Pero iluminas bastante 
sol del bueno gracias 
muchas gracias


----------



## amistad2008

¿Cuál es el contexto ?


----------



## nidia hernandez

es lírico de un poema describe alas nido vuelo
pero quisiera saber si hay un equivalente en español o uso esa palabra sin trasladarla...
gracias amistad  
eres de portugal?


----------



## amistad2008

Respondiendo si soy de Portugal: No, estoy en Brasil.

Procelaria
Creo que lo puedes utilizar igual, no estoy segura. 

Pablo Neruda lo menciona>
.... a la luz *procelaria* de la espuma. 

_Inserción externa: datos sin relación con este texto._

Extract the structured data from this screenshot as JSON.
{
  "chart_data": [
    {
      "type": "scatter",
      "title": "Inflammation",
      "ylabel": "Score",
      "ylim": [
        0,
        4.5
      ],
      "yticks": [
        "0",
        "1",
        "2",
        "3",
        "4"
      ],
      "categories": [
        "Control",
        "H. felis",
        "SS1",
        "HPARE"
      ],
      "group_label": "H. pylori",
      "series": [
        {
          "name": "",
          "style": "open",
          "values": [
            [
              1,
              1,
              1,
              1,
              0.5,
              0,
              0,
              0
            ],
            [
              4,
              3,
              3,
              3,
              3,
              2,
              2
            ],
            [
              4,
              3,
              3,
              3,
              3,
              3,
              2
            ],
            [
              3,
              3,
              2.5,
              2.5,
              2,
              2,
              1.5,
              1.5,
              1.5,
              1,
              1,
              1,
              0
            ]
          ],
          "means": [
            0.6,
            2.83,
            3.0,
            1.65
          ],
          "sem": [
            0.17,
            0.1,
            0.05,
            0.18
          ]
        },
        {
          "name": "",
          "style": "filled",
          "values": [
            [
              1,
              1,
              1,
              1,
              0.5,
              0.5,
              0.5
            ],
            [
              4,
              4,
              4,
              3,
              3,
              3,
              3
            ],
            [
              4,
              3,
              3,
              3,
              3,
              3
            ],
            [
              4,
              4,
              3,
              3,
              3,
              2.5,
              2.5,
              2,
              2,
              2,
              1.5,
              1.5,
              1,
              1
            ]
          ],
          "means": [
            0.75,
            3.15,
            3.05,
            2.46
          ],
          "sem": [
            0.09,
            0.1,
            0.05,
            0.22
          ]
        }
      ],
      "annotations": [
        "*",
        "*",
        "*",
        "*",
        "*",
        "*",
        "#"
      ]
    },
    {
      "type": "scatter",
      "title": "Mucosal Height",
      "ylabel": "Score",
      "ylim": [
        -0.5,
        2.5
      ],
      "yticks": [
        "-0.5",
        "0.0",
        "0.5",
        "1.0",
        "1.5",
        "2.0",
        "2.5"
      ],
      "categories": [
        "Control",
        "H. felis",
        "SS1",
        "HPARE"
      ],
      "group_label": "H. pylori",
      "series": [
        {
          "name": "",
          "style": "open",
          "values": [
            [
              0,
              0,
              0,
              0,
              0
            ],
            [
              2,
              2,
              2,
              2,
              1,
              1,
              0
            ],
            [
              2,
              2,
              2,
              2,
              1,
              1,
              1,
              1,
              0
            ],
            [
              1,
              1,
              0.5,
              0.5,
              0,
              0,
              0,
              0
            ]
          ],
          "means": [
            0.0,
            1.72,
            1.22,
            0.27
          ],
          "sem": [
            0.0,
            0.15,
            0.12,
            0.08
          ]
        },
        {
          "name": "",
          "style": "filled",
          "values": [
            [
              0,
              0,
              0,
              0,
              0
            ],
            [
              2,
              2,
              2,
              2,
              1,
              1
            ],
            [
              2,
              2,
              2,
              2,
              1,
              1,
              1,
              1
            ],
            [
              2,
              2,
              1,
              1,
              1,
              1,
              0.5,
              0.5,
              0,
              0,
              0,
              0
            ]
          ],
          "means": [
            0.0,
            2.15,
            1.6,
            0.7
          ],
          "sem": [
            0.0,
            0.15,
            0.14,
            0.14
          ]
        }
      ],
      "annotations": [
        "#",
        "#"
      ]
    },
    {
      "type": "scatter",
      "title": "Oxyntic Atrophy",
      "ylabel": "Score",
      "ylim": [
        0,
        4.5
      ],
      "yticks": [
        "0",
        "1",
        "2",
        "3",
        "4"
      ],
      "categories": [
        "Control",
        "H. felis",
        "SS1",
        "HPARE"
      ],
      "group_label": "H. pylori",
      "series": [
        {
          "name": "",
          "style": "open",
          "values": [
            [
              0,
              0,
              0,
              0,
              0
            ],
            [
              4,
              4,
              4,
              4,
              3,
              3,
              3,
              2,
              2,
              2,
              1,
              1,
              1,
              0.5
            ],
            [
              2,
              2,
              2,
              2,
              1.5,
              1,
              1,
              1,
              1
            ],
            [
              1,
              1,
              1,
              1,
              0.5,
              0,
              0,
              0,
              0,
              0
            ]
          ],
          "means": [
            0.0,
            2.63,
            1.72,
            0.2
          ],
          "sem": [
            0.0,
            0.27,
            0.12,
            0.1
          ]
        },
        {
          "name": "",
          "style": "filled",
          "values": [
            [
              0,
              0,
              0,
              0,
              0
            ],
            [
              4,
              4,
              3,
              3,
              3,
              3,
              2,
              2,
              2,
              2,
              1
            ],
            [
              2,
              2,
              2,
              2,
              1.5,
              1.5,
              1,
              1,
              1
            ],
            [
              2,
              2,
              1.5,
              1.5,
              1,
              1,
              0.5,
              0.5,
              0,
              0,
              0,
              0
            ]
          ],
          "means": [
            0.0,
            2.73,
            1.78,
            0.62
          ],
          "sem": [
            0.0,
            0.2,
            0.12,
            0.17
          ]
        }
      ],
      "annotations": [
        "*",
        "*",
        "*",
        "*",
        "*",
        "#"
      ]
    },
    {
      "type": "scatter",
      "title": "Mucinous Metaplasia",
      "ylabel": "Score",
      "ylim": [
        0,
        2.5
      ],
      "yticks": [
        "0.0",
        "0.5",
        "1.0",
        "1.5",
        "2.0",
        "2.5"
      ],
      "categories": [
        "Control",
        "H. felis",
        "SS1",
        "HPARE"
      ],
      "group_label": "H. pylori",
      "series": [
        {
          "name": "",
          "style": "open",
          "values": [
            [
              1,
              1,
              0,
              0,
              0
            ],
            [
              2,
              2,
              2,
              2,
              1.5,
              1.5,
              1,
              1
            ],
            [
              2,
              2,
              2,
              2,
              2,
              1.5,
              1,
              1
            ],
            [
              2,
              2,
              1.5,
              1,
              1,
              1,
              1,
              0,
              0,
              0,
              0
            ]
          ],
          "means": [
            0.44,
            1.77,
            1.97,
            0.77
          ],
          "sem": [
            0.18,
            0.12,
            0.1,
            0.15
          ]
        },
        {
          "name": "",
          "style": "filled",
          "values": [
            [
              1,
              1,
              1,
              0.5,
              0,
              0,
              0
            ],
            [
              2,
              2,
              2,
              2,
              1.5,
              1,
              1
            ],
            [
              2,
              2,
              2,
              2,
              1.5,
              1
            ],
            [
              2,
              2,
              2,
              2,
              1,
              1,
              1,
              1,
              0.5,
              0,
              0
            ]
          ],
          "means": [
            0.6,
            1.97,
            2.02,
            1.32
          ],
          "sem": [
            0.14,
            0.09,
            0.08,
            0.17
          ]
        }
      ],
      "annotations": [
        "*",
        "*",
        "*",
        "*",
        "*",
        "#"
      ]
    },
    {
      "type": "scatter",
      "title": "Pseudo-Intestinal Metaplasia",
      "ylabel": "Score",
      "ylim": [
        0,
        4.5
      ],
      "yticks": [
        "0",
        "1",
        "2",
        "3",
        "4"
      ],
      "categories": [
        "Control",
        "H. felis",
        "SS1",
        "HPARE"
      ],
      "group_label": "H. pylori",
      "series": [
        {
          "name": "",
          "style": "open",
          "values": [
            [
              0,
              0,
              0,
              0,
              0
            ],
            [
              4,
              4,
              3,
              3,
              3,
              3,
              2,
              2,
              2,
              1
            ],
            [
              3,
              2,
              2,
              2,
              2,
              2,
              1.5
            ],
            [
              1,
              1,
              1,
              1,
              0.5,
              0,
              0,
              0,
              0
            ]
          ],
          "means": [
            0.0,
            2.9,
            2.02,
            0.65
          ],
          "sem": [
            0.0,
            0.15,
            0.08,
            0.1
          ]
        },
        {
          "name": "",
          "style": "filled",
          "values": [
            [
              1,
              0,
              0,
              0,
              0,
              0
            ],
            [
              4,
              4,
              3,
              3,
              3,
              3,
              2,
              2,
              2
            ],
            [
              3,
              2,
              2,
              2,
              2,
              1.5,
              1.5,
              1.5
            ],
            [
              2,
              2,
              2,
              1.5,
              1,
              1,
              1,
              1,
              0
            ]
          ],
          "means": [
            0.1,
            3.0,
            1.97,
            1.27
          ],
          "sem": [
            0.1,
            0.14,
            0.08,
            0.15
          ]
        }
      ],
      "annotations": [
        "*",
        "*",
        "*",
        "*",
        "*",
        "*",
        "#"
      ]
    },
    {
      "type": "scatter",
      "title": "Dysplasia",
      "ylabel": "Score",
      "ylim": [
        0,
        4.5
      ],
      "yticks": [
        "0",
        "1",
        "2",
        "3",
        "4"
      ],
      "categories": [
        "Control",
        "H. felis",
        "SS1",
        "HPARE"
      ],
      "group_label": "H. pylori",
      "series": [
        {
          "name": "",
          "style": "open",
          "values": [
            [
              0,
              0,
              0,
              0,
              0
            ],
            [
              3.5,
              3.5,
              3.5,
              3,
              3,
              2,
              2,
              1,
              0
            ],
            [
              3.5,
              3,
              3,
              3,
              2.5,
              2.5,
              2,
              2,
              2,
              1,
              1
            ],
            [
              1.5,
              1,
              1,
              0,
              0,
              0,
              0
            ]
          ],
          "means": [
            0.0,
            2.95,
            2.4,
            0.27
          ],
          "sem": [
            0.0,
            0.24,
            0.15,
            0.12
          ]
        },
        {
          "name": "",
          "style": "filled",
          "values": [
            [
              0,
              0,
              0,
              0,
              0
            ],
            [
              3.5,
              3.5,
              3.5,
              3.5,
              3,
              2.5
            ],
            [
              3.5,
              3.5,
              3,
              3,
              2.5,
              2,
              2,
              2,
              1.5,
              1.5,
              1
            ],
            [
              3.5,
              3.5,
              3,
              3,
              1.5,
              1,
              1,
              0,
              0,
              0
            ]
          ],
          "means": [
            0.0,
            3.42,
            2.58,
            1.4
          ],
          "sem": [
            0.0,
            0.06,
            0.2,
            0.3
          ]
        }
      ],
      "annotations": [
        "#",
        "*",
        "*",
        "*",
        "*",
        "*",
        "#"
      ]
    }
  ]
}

....sostuvo su estructura *procelaria*.

A ver si alguien más te ayuda. 

Sds


----------



## nidia hernandez

ok 
gracias 
lo voy a hacer así
muy amable
thanks


----------



## andre luis

Família Pelecanoididae (Procelárias mergulhadoras) Aqui


----------



## Vanda

Nida, por favor, gostaria de ver a frase toda do poema e de saber de quem é o poema.


----------



## Naticruz

Num dos meus dicionários de Português, o da SLP, é indicado que esta ave, a procelária, é conhecida pelo nome de «Ave-das-tempestades».
Como será, então, o nome espanhol desta ave? Será que tem equivalente?
Cumprimentos


----------



## andre luis

Outros nomes:
_*Procellaria* *aequinoctialis...em inglês:*_
_*White-chinned petrel*_
_*Procellaria conspicillata:*
*Spectatled petrel*
*EM espanhol:*
*Petrel Mentón Blanco Común*
*Aqui*
_


----------



## nidia hernandez

andre luis said:


> Família Pelecanoididae (Procelárias mergulhadoras) Aqui


 
hola andre gracias eres muy amable
te agadezco mucho
un abrazo


----------



## Carfer

Com outro nome em espanhol (_paiño común_)

http://forum.wordreference.com/showthread.php?t=369239


----------